The collective method — total immersion in a milieu, naturalistic performance wrung from stars and amateurs alike, and a relentless edit — is the through-line; the open question Marty Supreme answers is how much of it is Josh's and how much was Benny's.

Movement / national cinema

The film is a product of a specific strain of twenty-first-century American independent cinema: the New York–rooted, A24-aligned auteurism that prizes texture, immersion, and outsider milieus. The Safdies are central figures in a lineage of gritty New York filmmaking that runs from the loose, observational realism of John Cassavetes through the street cinema of early Martin Scorsese, Abel Ferrara, and the city-symphony tradition of urban congestion and moral pressure. Their work also bears the imprint of cinéma-vérité documentary and of 1970s New Hollywood character study. Marty Supreme's period setting deepens the explicit dialogue with that 1950s–70s New York mythology rather than departing from it.

Era / period

Two eras are in play. The film's setting is 1950s America — the postwar moment of the table-tennis halls, the hustlers' economy, and a striver's notion of fame in a culture not yet organized around it. Its production belongs to the mid-2020s, a period in which streaming pressure, the contraction of mid-budget filmmaking, and the scarcity of theatrical events made a star-driven, theatrically-released auteur period drama a deliberate bet on cinema-as-event. The film thus reads its 1950s through a contemporary lens preoccupied with ambition, celebrity, and the cost of greatness.

Themes

The governing theme is the pathology of ambition — the dream "no one respects," pursued past the point of reason. Around it cluster the Safdies' recurring concerns: hustling and self-invention, the American faith that sheer will can convert a marginal talent into legend; legitimacy and respect, the ache to be taken seriously in a field the world deems trivial, which gives the "minor" sport its outsized emotional weight; and self-destruction as the shadow of aspiration, the way the engine that drives the striver forward also drives him toward ruin. The choice of table tennis — fast, unglamorous, faintly comic — sharpens the irony: the film insists that greatness is a posture of the soul, not a property of the arena, and that the wanting may matter more, and wound more, than the winning.

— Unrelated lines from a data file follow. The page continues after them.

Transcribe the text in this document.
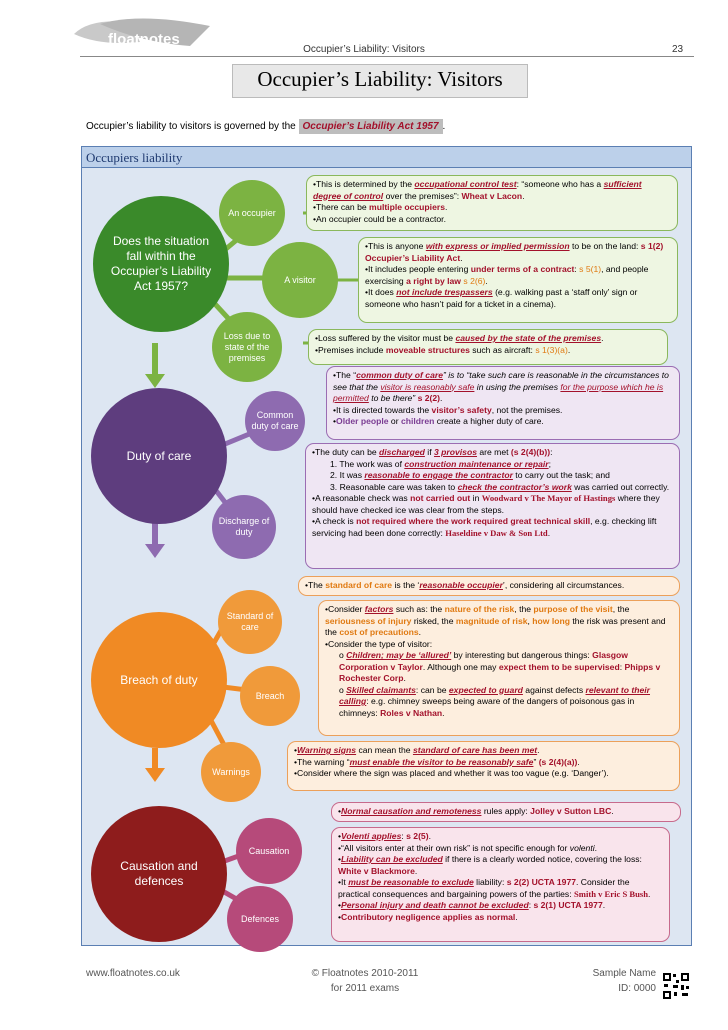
floatnotes
Occupier’s Liability: Visitors	23
Occupier’s Liability: Visitors
Occupier’s liability to visitors is governed by the Occupier’s Liability Act 1957 .
Occupiers liability
Does the situation fall within the Occupier’s Liability Act 1957?
An occupier
A visitor
Loss due to state of the premises
Duty of care
Common duty of care
Discharge of duty
Breach of duty
Standard of care
Breach
Warnings
Causation and defences
Causation
Defences
•This is determined by the occupational control test: “someone who has a sufficient degree of control over the premises”: Wheat v Lacon.
•There can be multiple occupiers.
•An occupier could be a contractor.
•This is anyone with express or implied permission to be on the land: s 1(2) Occupier’s Liability Act.
•It includes people entering under terms of a contract: s 5(1), and people exercising a right by law s 2(6).
•It does not include trespassers (e.g. walking past a ‘staff only’ sign or someone who hasn’t paid for a ticket in a cinema).
•Loss suffered by the visitor must be caused by the state of the premises.
•Premises include moveable structures such as aircraft: s 1(3)(a).
•The “common duty of care” is to “take such care is reasonable in the circumstances to see that the visitor is reasonably safe in using the premises for the purpose which he is permitted to be there” s 2(2).
•It is directed towards the visitor’s safety, not the premises.
•Older people or children create a higher duty of care.
•The duty can be discharged if 3 provisos are met (s 2(4)(b)):
1. The work was of construction maintenance or repair;
2. It was reasonable to engage the contractor to carry out the task; and
3. Reasonable care was taken to check the contractor’s work was carried out correctly.
•A reasonable check was not carried out in Woodward v The Mayor of Hastings where they should have checked ice was clear from the steps.
•A check is not required where the work required great technical skill, e.g. checking lift servicing had been done correctly: Haseldine v Daw & Son Ltd.
•The standard of care is the ‘reasonable occupier’, considering all circumstances.
•Consider factors such as: the nature of the risk, the purpose of the visit, the seriousness of injury risked, the magnitude of risk, how long the risk was present and the cost of precautions.
•Consider the type of visitor:
o Children; may be ‘allured’ by interesting but dangerous things: Glasgow Corporation v Taylor. Although one may expect them to be supervised: Phipps v Rochester Corp.
o Skilled claimants: can be expected to guard against defects relevant to their calling: e.g. chimney sweeps being aware of the dangers of poisonous gas in chimneys: Roles v Nathan.
•Warning signs can mean the standard of care has been met.
•The warning “must enable the visitor to be reasonably safe” (s 2(4)(a)).
•Consider where the sign was placed and whether it was too vague (e.g. ‘Danger’).
•Normal causation and remoteness rules apply: Jolley v Sutton LBC.
•Volenti applies: s 2(5).
•“All visitors enter at their own risk” is not specific enough for volenti.
•Liability can be excluded if there is a clearly worded notice, covering the loss: White v Blackmore.
•It must be reasonable to exclude liability: s 2(2) UCTA 1977. Consider the practical consequences and bargaining powers of the parties: Smith v Eric S Bush.
•Personal injury and death cannot be excluded: s 2(1) UCTA 1977.
•Contributory negligence applies as normal.
www.floatnotes.co.uk	© Floatnotes 2010-2011
for 2011 exams
Sample Name
ID: 0000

Reception, canon & influence

Because Marty Supreme premiered only at the very end of 2025, its critical and commercial record is still forming, and I will be candid that the data available to me is thin; I will not invent reviews, awards, or numbers. What can be stated responsibly is the horizon of expectation it entered. The film carried unusual anticipation as Josh Safdie's solo debut, as a reunion of the Uncut Gems creative core (Safdie, Bronstein, Khondji, Lopatin, A24) minus Benny, and as a Chalamet vehicle positioned in the year-end prestige window. Its reception will inevitably be read comparatively — against Uncut Gems as a benchmark, and against Benny Safdie's parallel solo feature — as critics adjudicate which brother carried which part of the shared genius.

Influences on the film (backward): the obsessive-athlete tragedy of Raging Bull; the hustler-in-a-minor-game drama of The Hustler; the New York realism of Cassavetes, early Scorsese, and Ferrara; the documentary impulse of cinéma vérité; and, at the subject's root, the real career and showmanship of Marty Reisman, refracted into fiction.

What it may shape (forward): its most immediate significance is as a hinge in its makers' careers — the moment the Safdie partnership becomes two authorships, with Marty Supreme the primary evidence for what Josh Safdie's cinema is on its own terms. Should it succeed, it also models a path for A24 and similar studios: the auteur period film at scale, betting that a singular sensibility plus a major star can still make theatrical cinema feel essential. Its longer legacy — canonical standing, imitators, influence on how the unglamorous sport film is made — cannot yet be assessed and should be revisited as the record matures.